I've heard that $f(x) = Ae^x$ is only function (both elementary and non-elementary) that satisfies the property $f(x)=\frac{df(x)}{dx}$. Is this true (and if it's true, is there a definitive way to prove it)?

Answer 1

Let's do a "function research" for functions of the type $f(x) = f^{\prime}(x)$.

From $f(x) = f^{\prime}(x)$ it follows that $f$ should be infinitely often differentiable.

So, you may try to check whether there is a meaningful Taylor series around $x= 0$ describing such an $f$. So set $A = f(0)$ and let's try $A \neq 0$. So, you get

$$\sum_{n=0}^{\infty}\frac{f^{(n)}(0)}{n!}x^n = A \sum_{n=0}^{\infty}\frac{1}{n!}x^n = A \cdot E(x)$$.

Now you study $E(x)$ and find all the nice properties like $E(x+y) = E(x)E(y)$ etc. and realize that this function is uniquely determined and is usally written as $e^x$.

Answer 2

Any constant times $e^x$ also has this property.
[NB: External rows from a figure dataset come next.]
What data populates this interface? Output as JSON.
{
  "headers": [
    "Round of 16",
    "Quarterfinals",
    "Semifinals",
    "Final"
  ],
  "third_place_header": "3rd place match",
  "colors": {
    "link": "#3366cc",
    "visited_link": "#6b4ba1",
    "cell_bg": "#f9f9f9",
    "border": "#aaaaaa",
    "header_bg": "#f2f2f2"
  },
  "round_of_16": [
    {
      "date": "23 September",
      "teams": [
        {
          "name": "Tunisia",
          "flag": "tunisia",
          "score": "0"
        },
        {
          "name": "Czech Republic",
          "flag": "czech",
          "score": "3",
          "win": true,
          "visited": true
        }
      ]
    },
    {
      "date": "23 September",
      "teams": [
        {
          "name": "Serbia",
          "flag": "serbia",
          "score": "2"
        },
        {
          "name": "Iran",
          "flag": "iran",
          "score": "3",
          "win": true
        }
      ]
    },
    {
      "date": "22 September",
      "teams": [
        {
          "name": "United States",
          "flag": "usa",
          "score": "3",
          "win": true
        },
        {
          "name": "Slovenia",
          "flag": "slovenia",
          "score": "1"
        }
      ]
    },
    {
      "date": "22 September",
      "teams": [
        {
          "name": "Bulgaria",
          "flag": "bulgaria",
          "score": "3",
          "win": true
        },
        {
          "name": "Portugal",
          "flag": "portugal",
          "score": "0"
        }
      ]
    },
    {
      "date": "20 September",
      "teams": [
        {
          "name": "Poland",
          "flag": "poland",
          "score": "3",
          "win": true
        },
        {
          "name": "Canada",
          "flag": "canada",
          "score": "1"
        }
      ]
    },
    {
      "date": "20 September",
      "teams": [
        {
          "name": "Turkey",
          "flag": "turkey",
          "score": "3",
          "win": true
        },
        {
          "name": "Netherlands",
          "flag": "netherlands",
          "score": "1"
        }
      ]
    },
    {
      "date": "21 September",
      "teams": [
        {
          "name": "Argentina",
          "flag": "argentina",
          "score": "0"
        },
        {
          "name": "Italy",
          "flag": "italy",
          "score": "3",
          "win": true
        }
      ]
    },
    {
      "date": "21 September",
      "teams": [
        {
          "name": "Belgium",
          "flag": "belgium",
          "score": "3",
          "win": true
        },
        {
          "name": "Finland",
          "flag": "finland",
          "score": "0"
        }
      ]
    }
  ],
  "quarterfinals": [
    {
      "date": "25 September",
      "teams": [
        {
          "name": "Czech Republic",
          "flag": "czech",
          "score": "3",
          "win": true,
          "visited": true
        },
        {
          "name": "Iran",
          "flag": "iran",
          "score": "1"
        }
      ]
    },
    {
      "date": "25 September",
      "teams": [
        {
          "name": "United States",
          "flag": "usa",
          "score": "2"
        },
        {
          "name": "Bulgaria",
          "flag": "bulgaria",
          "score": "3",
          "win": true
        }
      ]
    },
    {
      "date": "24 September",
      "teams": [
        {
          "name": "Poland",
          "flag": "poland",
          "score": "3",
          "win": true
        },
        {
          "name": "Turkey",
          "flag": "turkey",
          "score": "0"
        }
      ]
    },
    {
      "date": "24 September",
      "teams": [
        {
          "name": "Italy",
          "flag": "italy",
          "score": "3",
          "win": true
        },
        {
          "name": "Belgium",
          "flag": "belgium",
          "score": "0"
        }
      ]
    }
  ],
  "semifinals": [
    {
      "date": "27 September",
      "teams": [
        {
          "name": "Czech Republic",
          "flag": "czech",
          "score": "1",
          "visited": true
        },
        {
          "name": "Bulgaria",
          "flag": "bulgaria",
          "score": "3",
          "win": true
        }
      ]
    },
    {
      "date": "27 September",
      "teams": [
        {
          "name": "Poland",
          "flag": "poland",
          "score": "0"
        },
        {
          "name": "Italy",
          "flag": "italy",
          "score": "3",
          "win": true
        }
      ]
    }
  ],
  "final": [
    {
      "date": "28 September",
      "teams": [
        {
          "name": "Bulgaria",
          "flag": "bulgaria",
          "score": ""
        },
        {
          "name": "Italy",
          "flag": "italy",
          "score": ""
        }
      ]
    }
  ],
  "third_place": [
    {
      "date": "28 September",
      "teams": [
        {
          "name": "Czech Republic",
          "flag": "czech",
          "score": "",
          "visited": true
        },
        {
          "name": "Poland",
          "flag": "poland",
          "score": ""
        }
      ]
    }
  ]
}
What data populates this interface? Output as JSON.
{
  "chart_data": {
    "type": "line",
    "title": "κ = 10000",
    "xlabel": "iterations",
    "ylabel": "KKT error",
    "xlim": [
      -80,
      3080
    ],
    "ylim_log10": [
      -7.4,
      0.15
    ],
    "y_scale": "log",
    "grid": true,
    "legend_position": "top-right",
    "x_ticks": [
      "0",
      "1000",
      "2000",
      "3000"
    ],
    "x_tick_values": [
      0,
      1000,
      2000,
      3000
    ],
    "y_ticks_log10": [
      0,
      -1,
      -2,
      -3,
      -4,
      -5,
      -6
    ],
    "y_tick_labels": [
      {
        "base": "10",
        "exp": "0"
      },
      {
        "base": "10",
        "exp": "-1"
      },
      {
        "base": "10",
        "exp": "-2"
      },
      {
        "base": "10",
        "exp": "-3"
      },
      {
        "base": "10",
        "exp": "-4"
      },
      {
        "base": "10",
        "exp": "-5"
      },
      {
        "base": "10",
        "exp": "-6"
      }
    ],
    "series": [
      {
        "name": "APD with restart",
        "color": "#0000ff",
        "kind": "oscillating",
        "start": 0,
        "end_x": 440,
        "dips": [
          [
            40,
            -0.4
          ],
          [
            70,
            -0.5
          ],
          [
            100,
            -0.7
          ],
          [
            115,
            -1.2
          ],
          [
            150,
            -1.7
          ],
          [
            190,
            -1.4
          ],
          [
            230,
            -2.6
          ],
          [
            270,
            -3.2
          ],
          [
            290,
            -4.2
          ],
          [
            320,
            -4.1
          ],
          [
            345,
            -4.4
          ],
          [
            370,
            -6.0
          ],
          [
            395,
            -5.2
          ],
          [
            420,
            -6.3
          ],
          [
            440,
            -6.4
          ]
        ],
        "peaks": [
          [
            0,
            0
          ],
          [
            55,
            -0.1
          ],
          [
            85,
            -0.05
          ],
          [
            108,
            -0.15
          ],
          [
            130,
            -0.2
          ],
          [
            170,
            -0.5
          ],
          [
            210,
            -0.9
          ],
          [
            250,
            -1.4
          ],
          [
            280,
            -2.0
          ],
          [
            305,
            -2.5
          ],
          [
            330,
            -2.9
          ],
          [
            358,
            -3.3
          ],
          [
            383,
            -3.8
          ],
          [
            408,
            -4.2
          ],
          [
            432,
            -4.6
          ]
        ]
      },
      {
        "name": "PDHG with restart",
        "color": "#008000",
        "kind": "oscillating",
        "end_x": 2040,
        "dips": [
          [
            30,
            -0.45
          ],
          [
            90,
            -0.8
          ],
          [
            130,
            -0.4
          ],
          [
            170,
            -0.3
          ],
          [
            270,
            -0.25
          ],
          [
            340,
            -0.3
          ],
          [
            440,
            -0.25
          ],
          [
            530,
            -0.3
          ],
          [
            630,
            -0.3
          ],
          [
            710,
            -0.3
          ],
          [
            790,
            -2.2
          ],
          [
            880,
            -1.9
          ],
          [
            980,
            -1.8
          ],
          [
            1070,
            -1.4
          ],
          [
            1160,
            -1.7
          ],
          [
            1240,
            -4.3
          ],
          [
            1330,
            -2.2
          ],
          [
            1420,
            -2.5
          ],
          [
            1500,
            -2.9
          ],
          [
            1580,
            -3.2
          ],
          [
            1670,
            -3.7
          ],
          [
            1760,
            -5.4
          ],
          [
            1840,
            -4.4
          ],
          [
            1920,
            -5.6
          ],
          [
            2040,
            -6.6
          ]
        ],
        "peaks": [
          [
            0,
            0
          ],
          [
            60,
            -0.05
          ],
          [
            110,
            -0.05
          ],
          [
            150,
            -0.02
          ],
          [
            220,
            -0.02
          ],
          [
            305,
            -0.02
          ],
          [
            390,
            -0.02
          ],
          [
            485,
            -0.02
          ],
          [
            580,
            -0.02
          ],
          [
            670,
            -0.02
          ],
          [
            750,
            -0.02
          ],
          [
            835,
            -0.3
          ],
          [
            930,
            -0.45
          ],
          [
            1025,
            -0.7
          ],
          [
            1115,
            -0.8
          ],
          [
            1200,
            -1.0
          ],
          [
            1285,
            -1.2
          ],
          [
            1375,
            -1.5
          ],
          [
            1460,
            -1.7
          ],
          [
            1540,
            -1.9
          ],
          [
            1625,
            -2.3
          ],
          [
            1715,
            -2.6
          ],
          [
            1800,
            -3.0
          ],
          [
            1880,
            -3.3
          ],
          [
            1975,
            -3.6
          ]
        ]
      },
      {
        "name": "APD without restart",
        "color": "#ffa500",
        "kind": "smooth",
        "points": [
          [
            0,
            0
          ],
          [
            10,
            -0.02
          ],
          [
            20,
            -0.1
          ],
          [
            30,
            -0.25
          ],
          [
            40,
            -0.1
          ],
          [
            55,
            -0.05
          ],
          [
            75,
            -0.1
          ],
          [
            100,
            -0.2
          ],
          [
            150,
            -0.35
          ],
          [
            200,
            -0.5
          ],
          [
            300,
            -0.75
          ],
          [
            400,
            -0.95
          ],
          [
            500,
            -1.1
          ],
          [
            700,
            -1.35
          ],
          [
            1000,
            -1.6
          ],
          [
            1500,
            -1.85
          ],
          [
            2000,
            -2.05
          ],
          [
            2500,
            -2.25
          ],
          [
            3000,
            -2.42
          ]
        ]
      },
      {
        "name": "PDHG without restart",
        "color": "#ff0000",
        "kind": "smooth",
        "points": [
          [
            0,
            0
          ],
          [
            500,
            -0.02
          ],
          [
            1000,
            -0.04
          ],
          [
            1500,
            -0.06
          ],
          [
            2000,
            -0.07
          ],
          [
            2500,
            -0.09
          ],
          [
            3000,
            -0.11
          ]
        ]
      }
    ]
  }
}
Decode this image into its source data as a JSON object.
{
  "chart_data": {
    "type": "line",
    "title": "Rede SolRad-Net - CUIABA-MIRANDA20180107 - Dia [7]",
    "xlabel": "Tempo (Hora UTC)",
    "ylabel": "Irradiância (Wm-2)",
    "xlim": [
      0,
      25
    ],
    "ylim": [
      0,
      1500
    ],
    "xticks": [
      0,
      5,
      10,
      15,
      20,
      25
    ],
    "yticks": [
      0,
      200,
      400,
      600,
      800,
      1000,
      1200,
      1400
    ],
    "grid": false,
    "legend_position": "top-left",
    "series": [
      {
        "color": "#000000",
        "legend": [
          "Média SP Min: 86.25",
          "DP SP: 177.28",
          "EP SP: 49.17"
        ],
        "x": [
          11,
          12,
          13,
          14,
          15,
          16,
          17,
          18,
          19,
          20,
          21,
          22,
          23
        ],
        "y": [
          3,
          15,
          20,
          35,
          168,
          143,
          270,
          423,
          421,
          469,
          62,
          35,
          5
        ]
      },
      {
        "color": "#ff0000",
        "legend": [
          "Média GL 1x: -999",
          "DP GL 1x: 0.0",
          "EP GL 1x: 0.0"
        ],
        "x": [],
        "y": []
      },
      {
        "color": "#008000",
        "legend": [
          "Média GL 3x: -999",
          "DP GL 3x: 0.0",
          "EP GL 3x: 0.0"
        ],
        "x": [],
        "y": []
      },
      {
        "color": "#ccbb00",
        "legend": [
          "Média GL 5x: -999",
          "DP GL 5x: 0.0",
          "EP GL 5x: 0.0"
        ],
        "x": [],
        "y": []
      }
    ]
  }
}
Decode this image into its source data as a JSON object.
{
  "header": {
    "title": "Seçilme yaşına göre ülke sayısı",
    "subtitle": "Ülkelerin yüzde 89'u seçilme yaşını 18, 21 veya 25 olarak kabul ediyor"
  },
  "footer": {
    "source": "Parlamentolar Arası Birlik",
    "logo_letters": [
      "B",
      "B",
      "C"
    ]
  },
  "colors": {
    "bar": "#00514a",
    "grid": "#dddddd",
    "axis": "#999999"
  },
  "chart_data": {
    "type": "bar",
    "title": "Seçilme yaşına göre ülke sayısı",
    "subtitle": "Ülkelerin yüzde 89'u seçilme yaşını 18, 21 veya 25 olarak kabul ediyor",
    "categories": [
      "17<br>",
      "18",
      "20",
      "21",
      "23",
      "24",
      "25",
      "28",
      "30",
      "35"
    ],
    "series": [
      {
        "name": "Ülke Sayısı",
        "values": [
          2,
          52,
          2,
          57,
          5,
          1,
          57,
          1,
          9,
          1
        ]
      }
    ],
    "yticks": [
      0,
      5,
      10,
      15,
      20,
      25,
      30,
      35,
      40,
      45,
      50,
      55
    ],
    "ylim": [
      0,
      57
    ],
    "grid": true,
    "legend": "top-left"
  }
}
To see that these are the only examples, suppose we have a function $g(x)$ with $g'(x)=g(x)$. Let $h(x)=g(x)e^{-x}$. Note that $e^x$ is never $0$ so $h(x)$ is well-defined. We compute $$h'(x)=g'(x)e^{-x}-g(x)e^{-x}=0\implies h(x)=\text {constant}$$

and we are done.

Answer 3

Let $y=f(x)$ thus the condition

$$f’(x)=f(x)$$

is a differential equation and for the Theorem of Existence and Uniqueness an unique solution exists up to a constant.

Notably by separation of variables

$$\frac{dy}{dx}=y\implies \frac{dy}{y}=dx\implies \log y = x+c$$

Which shows that the unique solution is the inverse of $\log$ function.